Democrats: the way we were

by Eric Jackson

It was a complicated and scandalous tale about the relationship between America’s third president and founder of the Democratic Party, Thomas Jefferson, and Sally Hemmings, the mixed-race slave who was mother to six of Jefferson’s children.

Jefferson was a polymath genius, who the way it’s taught in US schools is mainly described as the scribe who drafted the Declaration of Independence in 1776. But he was of far greater significance than that to the rise of the United States of America. An unchurched but ecumenical man, a freemason, he championed the right of people to believe whatever they want and to freely express their beliefs in speech and in writing. That included his tolerance for lurid tracts speculating about or exposing his relationship with Hemmings, which he declined to discuss with the press or otherwise for the record.

The relationship began when Jefferson was a widower. Hemmings, Jefferson’s slave, was also the younger half-sister of his late first wife. Jefferson, born into a slave-owning family, expressed distaste for the system, ensured that his children by Hemmings were educated as skilled craftspeople and sent as adults to states where there was no slavery. Hemmings herself was freed by Jefferson. But his will, which included the manumission of the rest of the slaves on his plantation, was not carried out because he died in debt and creditors auctioned off the slaves to be repaid.

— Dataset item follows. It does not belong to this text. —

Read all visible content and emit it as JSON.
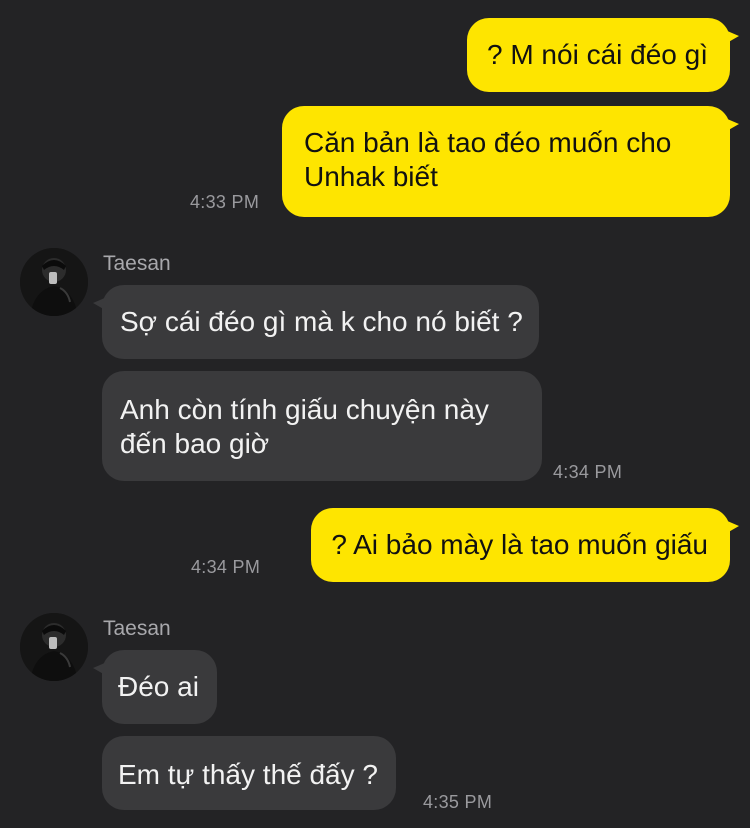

Jefferson did not have the option of marrying Hemmings. Until the 1967 US Supreme Court case of Loving vs Virginia, interracial marriages were illegal in his state. With the education of his children by Miss Hemmings Jefferson actually committed a crime – in the wake of the 1831 Nat Turner slave revolt, Virginia law prohibited the teaching of a black person to read. That law lasted until overturned by the Civil War in the 1860s

As against those who would make Jefferson’s complicated personal life the beginning and end of his story, consider the enduring effects of his public policies:

– The Virginia statute on religious freedom that he wrote and which passed when he was governor, his advocacy of the Bill of Rights when the Constitution was being debated and his opposition to the Alien and Sedition Acts of 1798 set certain baseline principles of how human rights are perceived in American culture:

– His embrace of the Dutch jurist Hugo Grotius’s ideas about the existence high seas that are international waters which the ships of any nation might freely navigate quickly led to naval hostilities with North African powers but in the longer run set one of the cornerstones of the US status as a global trading power;

– His Louisiana Purchase from France expanded the United States from a strip of Atlantic seaboard states to a continental power;

– The Lewis and Clark expedition to explore the territory that America had bought, the earlier establishment of the University of Virginia, and his initial donation of books that grew into the Library of Congress laid some of the foundations for the United States to become a scientific and educational power.